If you get a chance in the next month, go to George Washington’s Mount Vernon and see the temporary exhibit on Washington’s swords. On display are two of George Washington’s swords he used during the Revolutionary War. One, a green ivory hilted sword that he acquired in 1778 and likely carried at Yorktown, is on loan from where it is usually exhibited, the Smithsonian’s National Museum of American History. But even more interesting is the only known Washington sword in private hands. This bone hilted sword is on generous display by an anonymous donor. The sword was made in Philadelphia and acquired by Washington in 1770, as tensions were rising between Great Britain and the colonies. Historians believe this sword to be the one Washington carried in the early years of the Revolutionary War, and is therefore likely to be the sword on his side when he crossed the Delaware River on Christmas night in 1776 and through the Ten Crucial Days campaign.

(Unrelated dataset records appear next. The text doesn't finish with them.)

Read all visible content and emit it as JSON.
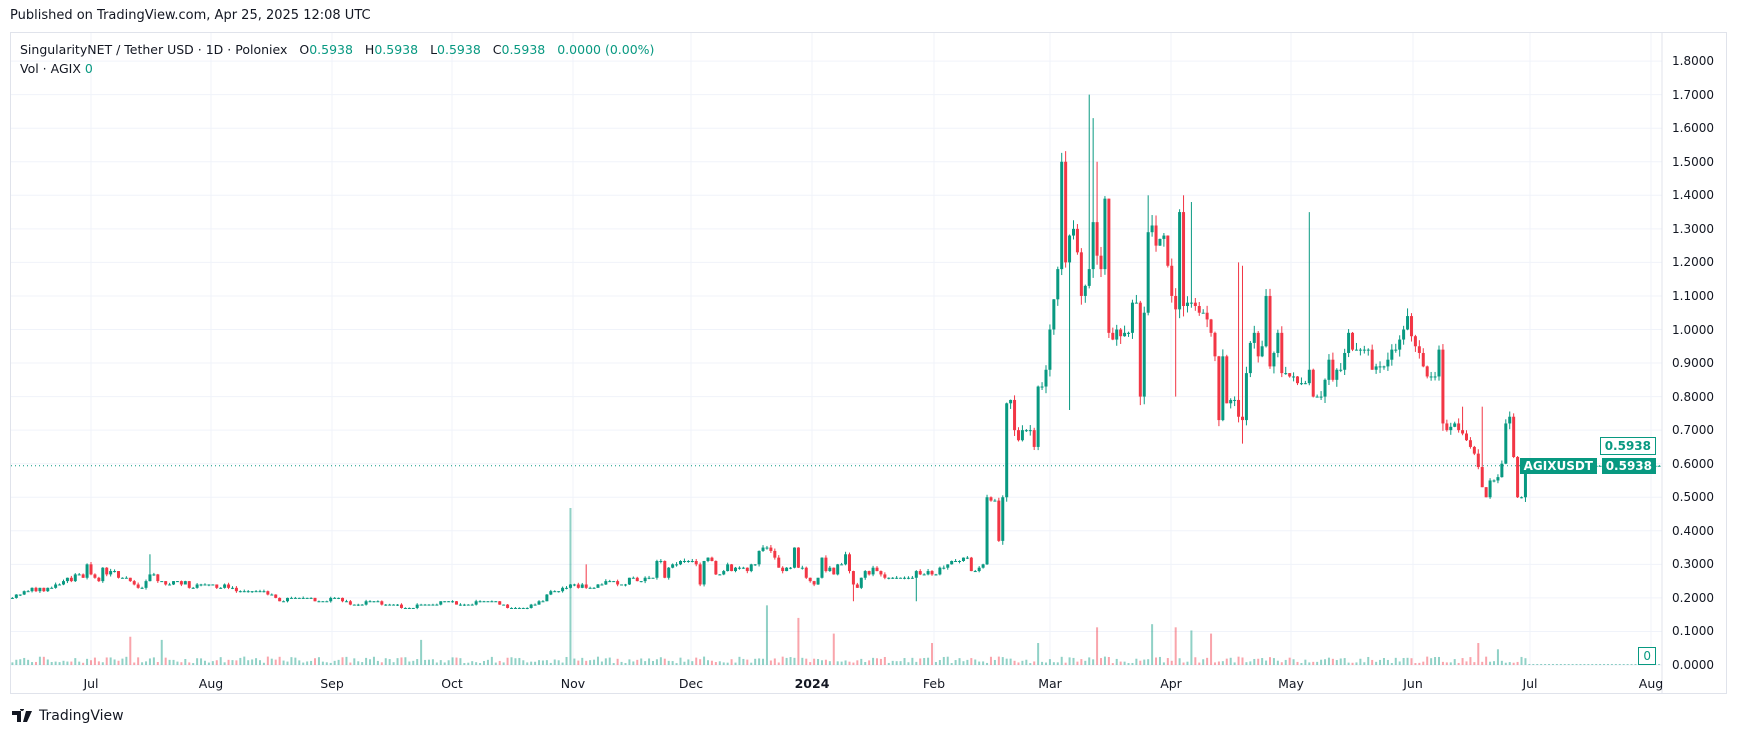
{
  "published": "Published on TradingView.com, Apr 25, 2025 12:08 UTC",
  "legend": {
    "symbol": "SingularityNET / Tether USD · 1D · Poloniex",
    "o_label": "O",
    "o": "0.5938",
    "h_label": "H",
    "h": "0.5938",
    "l_label": "L",
    "l": "0.5938",
    "c_label": "C",
    "c": "0.5938",
    "change": "0.0000 (0.00%)",
    "vol_label": "Vol · AGIX",
    "vol": "0"
  },
  "price_axis": [
    "1.8000",
    "1.7000",
    "1.6000",
    "1.5000",
    "1.4000",
    "1.3000",
    "1.2000",
    "1.1000",
    "1.0000",
    "0.9000",
    "0.8000",
    "0.7000",
    "0.6000",
    "0.5000",
    "0.4000",
    "0.3000",
    "0.2000",
    "0.1000",
    "0.0000"
  ],
  "badges": {
    "last_price_outline": "0.5938",
    "symbol_tag": "AGIXUSDT",
    "last_price": "0.5938",
    "volume": "0"
  },
  "time_axis": [
    "Jul",
    "Aug",
    "Sep",
    "Oct",
    "Nov",
    "Dec",
    "2024",
    "Feb",
    "Mar",
    "Apr",
    "May",
    "Jun",
    "Jul",
    "Aug"
  ],
  "brand": "TradingView",
  "colors": {
    "up": "#089981",
    "down": "#F23645",
    "grid": "#f0f3fa"
  },
  "chart_data": {
    "type": "candlestick",
    "title": "SingularityNET / Tether USD · 1D · Poloniex",
    "start_date": "2023-06-11",
    "interval": "1D",
    "ylim": [
      0,
      1.8
    ],
    "last_price": 0.5938,
    "close": [
      0.2,
      0.21,
      0.21,
      0.22,
      0.22,
      0.23,
      0.22,
      0.23,
      0.22,
      0.23,
      0.23,
      0.24,
      0.24,
      0.25,
      0.26,
      0.25,
      0.27,
      0.27,
      0.26,
      0.3,
      0.27,
      0.26,
      0.25,
      0.29,
      0.27,
      0.28,
      0.28,
      0.26,
      0.26,
      0.26,
      0.25,
      0.24,
      0.23,
      0.23,
      0.25,
      0.27,
      0.27,
      0.25,
      0.25,
      0.24,
      0.24,
      0.25,
      0.25,
      0.24,
      0.25,
      0.23,
      0.23,
      0.24,
      0.24,
      0.24,
      0.24,
      0.24,
      0.23,
      0.23,
      0.24,
      0.23,
      0.23,
      0.22,
      0.22,
      0.22,
      0.22,
      0.22,
      0.22,
      0.22,
      0.22,
      0.21,
      0.21,
      0.2,
      0.19,
      0.19,
      0.2,
      0.2,
      0.2,
      0.2,
      0.2,
      0.2,
      0.2,
      0.19,
      0.19,
      0.19,
      0.19,
      0.2,
      0.2,
      0.2,
      0.19,
      0.19,
      0.18,
      0.18,
      0.18,
      0.18,
      0.19,
      0.19,
      0.19,
      0.19,
      0.18,
      0.18,
      0.18,
      0.18,
      0.18,
      0.17,
      0.17,
      0.17,
      0.17,
      0.18,
      0.18,
      0.18,
      0.18,
      0.18,
      0.18,
      0.19,
      0.19,
      0.19,
      0.19,
      0.18,
      0.18,
      0.18,
      0.18,
      0.18,
      0.19,
      0.19,
      0.19,
      0.19,
      0.19,
      0.19,
      0.18,
      0.18,
      0.17,
      0.17,
      0.17,
      0.17,
      0.17,
      0.17,
      0.18,
      0.18,
      0.19,
      0.19,
      0.21,
      0.22,
      0.22,
      0.22,
      0.23,
      0.23,
      0.24,
      0.24,
      0.23,
      0.24,
      0.23,
      0.23,
      0.23,
      0.24,
      0.24,
      0.25,
      0.25,
      0.25,
      0.24,
      0.24,
      0.24,
      0.26,
      0.26,
      0.25,
      0.25,
      0.26,
      0.26,
      0.26,
      0.31,
      0.31,
      0.26,
      0.29,
      0.3,
      0.3,
      0.31,
      0.31,
      0.31,
      0.31,
      0.3,
      0.24,
      0.31,
      0.32,
      0.31,
      0.27,
      0.27,
      0.28,
      0.3,
      0.28,
      0.29,
      0.29,
      0.29,
      0.28,
      0.3,
      0.3,
      0.34,
      0.35,
      0.35,
      0.34,
      0.32,
      0.29,
      0.28,
      0.29,
      0.29,
      0.35,
      0.29,
      0.29,
      0.26,
      0.25,
      0.24,
      0.26,
      0.32,
      0.28,
      0.29,
      0.27,
      0.3,
      0.3,
      0.33,
      0.28,
      0.24,
      0.23,
      0.26,
      0.28,
      0.27,
      0.29,
      0.28,
      0.27,
      0.26,
      0.26,
      0.26,
      0.26,
      0.26,
      0.26,
      0.26,
      0.26,
      0.28,
      0.27,
      0.27,
      0.28,
      0.27,
      0.27,
      0.29,
      0.29,
      0.3,
      0.31,
      0.31,
      0.31,
      0.32,
      0.32,
      0.28,
      0.28,
      0.29,
      0.3,
      0.5,
      0.49,
      0.49,
      0.37,
      0.5,
      0.78,
      0.79,
      0.7,
      0.67,
      0.7,
      0.7,
      0.7,
      0.65,
      0.83,
      0.83,
      0.88,
      1.0,
      1.09,
      1.18,
      1.5,
      1.2,
      1.28,
      1.3,
      1.23,
      1.1,
      1.13,
      1.18,
      1.32,
      1.22,
      1.18,
      1.39,
      0.99,
      0.97,
      1.0,
      0.98,
      0.99,
      0.99,
      1.08,
      1.08,
      0.8,
      1.05,
      1.29,
      1.31,
      1.25,
      1.27,
      1.28,
      1.19,
      1.1,
      1.06,
      1.35,
      1.07,
      1.08,
      1.08,
      1.07,
      1.05,
      1.05,
      1.03,
      0.99,
      0.92,
      0.73,
      0.92,
      0.78,
      0.79,
      0.79,
      0.74,
      0.73,
      0.87,
      0.96,
      0.99,
      0.92,
      0.95,
      1.1,
      0.89,
      0.93,
      0.99,
      0.87,
      0.87,
      0.86,
      0.86,
      0.84,
      0.84,
      0.84,
      0.88,
      0.8,
      0.8,
      0.8,
      0.85,
      0.91,
      0.85,
      0.88,
      0.88,
      0.93,
      0.99,
      0.94,
      0.94,
      0.94,
      0.94,
      0.94,
      0.88,
      0.89,
      0.89,
      0.89,
      0.91,
      0.94,
      0.94,
      0.97,
      1.0,
      1.04,
      0.98,
      0.95,
      0.93,
      0.89,
      0.86,
      0.86,
      0.86,
      0.94,
      0.72,
      0.7,
      0.71,
      0.72,
      0.7,
      0.69,
      0.67,
      0.65,
      0.63,
      0.59,
      0.53,
      0.5,
      0.55,
      0.55,
      0.56,
      0.6,
      0.72,
      0.74,
      0.62,
      0.5,
      0.5,
      0.5938
    ],
    "wick_highs": {
      "35": 0.33,
      "146": 0.3,
      "274": 1.7,
      "275": 1.63,
      "276": 1.5,
      "289": 1.4,
      "298": 1.4,
      "300": 1.38,
      "312": 1.2,
      "313": 1.19,
      "330": 1.35,
      "369": 0.77,
      "374": 0.77
    },
    "wick_lows": {
      "269": 0.76,
      "296": 0.8,
      "313": 0.66,
      "214": 0.19,
      "230": 0.19
    },
    "volume": {
      "base": 3,
      "spikes": {
        "30": 18,
        "38": 16,
        "104": 16,
        "142": 100,
        "192": 38,
        "200": 30,
        "209": 20,
        "234": 14,
        "261": 14,
        "276": 24,
        "290": 26,
        "296": 24,
        "300": 22,
        "305": 20,
        "373": 14,
        "378": 10
      }
    }
  }
}
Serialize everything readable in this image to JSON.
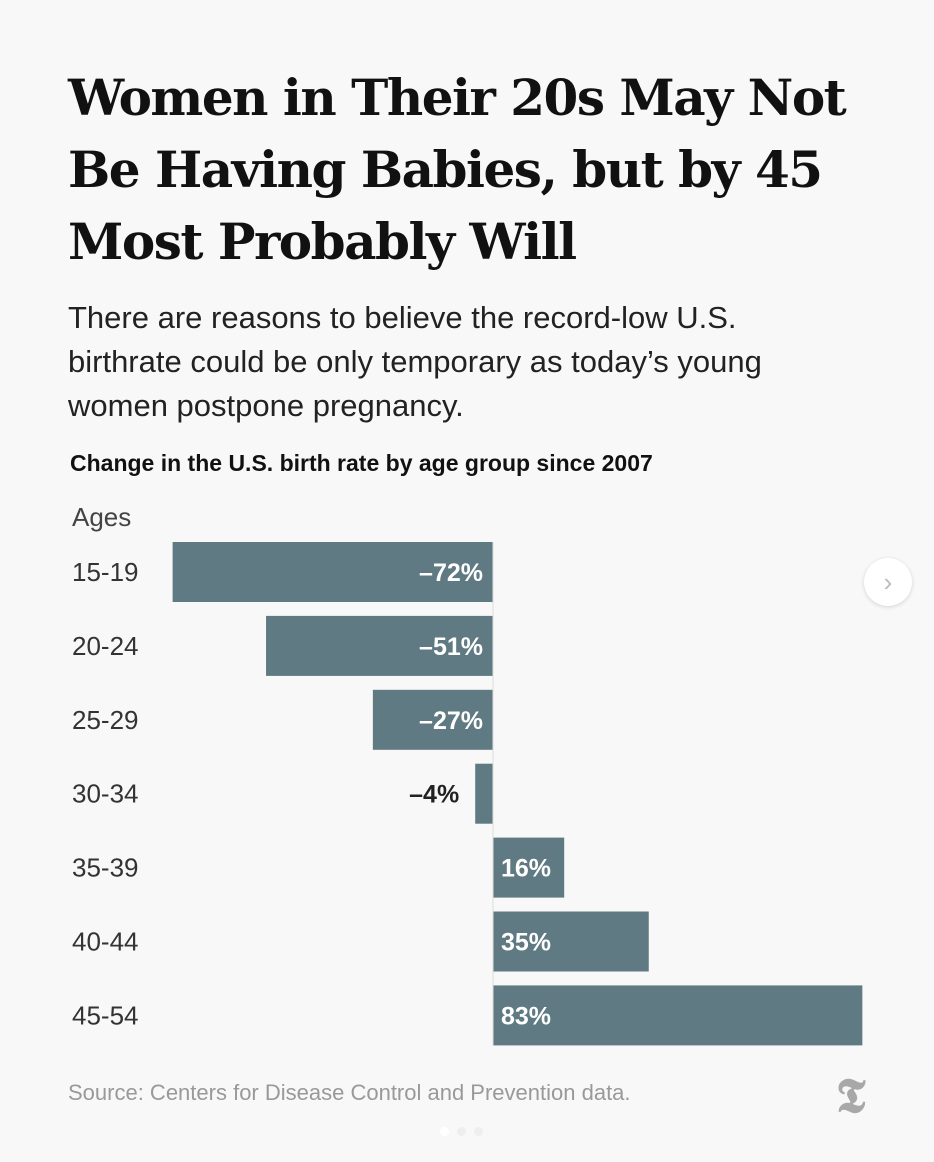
{
  "header": {
    "title": "Women in Their 20s May Not Be Having Babies, but by 45 Most Probably Will",
    "subtitle": "There are reasons to believe the record-low U.S. birthrate could be only temporary as today’s young women postpone pregnancy."
  },
  "chart_data": {
    "type": "bar",
    "orientation": "horizontal",
    "title": "Change in the U.S. birth rate by age group since 2007",
    "ylabel": "Ages",
    "categories": [
      "15-19",
      "20-24",
      "25-29",
      "30-34",
      "35-39",
      "40-44",
      "45-54"
    ],
    "values": [
      -72,
      -51,
      -27,
      -4,
      16,
      35,
      83
    ],
    "labels": [
      "–72%",
      "–51%",
      "–27%",
      "–4%",
      "16%",
      "35%",
      "83%"
    ],
    "bar_color": "#5f7a82",
    "xlim": [
      -72,
      83
    ],
    "grid": false
  },
  "footer": {
    "source": "Source: Centers for Disease Control and Prevention data.",
    "logo": "T",
    "logo_icon": "nyt-logo-icon"
  },
  "carousel": {
    "next_icon": "chevron-right-icon",
    "pages": 3,
    "current": 1
  }
}
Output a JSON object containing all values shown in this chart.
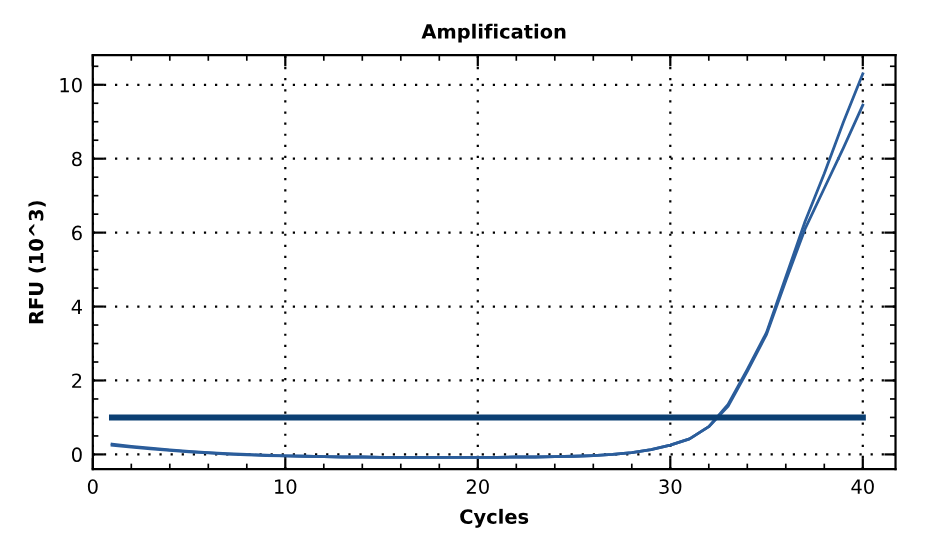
{
  "chart_data": {
    "type": "line",
    "title": "Amplification",
    "xlabel": "Cycles",
    "ylabel": "RFU (10^3)",
    "x": [
      1,
      2,
      3,
      4,
      5,
      6,
      7,
      8,
      9,
      10,
      11,
      12,
      13,
      14,
      15,
      16,
      17,
      18,
      19,
      20,
      21,
      22,
      23,
      24,
      25,
      26,
      27,
      28,
      29,
      30,
      31,
      32,
      33,
      34,
      35,
      36,
      37,
      38,
      39,
      40
    ],
    "series": [
      {
        "color": "#2b5d9b",
        "values": [
          0.28,
          0.22,
          0.17,
          0.12,
          0.08,
          0.05,
          0.02,
          0.0,
          -0.02,
          -0.04,
          -0.05,
          -0.06,
          -0.07,
          -0.07,
          -0.08,
          -0.08,
          -0.08,
          -0.08,
          -0.08,
          -0.08,
          -0.08,
          -0.07,
          -0.07,
          -0.06,
          -0.05,
          -0.03,
          0.0,
          0.05,
          0.13,
          0.25,
          0.42,
          0.75,
          1.35,
          2.3,
          3.3,
          4.8,
          6.3,
          7.6,
          9.0,
          10.3
        ]
      },
      {
        "color": "#2b5d9b",
        "values": [
          0.25,
          0.2,
          0.15,
          0.11,
          0.07,
          0.04,
          0.01,
          -0.01,
          -0.03,
          -0.04,
          -0.05,
          -0.06,
          -0.07,
          -0.07,
          -0.08,
          -0.08,
          -0.08,
          -0.08,
          -0.08,
          -0.08,
          -0.08,
          -0.07,
          -0.07,
          -0.06,
          -0.05,
          -0.03,
          0.0,
          0.05,
          0.13,
          0.25,
          0.42,
          0.75,
          1.3,
          2.25,
          3.25,
          4.7,
          6.1,
          7.2,
          8.3,
          9.45
        ]
      },
      {
        "color": "#0b3f73",
        "x": [
          1,
          40
        ],
        "values": [
          1.0,
          1.0
        ]
      }
    ],
    "xlim": [
      0,
      41.7
    ],
    "ylim": [
      -0.4,
      10.8
    ],
    "xticks": [
      0,
      10,
      20,
      30,
      40
    ],
    "yticks": [
      0,
      2,
      4,
      6,
      8,
      10
    ],
    "grid": true,
    "line_style": "solid",
    "marker": "none"
  }
}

Washington’s swords are so humbling to gaze upon because of the virtuousness of the cause in which they were raised and the greatness of the man who carried them. No sword of Napoleon Bonaparte or Julius Caesar can match it. While Washington’s military conquests pale in comparison to these men, the ideas Washington fought for and the impacts of his victories would mean much, much more. It is amazing to imagine what these swords saw when they were drawn in combat, but even more inspiring because of what they represented when they were sheathed. At his military zenith at the end of the Revolution, Washington returned his sword to its scabbard and resigned his commission, an act for which he should always be remembered. In his Last Will and Testament, when he made provisions for giving these swords to his nephews, Washington included an important passage: “These swords are accompanied with an injunction not to unsheathe them for the purpose of shedding blood, except it be for self defence, or in defence of their Country and its rights; and in the latter case, to keep them unsheathed, and prefer falling with them in their hands, to the relinquishment thereof.”
Included in the display are the sword scabbards and also a small silver medallion about the size of a quarter. The piece of silver was found in an archaeological dig just outside of the mansion recently. It was discovered that “GW” was engraved on it, and Mount Vernon archaeologists determined it was an ornament from one of Washington’s sword scabbards. They believe it was discarded after Washington’s death and it is now on display in the case with the original scabbards.
Frederick Douglass, the famous 19th century abolitionist, once reflected on these kinds of important artifacts, including Washington’s sword. He wrote that “there are some things and places made sacred by their uses and by the events with which they are associated,” and this included “the sword worn by Washington through the war of the Revolution.” He noted that items like the sword “stir in the minds of men peculiar sensations.” Go and see what he was talking about.
An excellent time to see this exhibit would be on the weekend of April 30 and May 1. That same weekend Mount Vernon will be hosting hundreds of Revolutionary War reenactors from around the country, including yours truly.
The swords will be on display at Mount Vernon until May 30, 2016.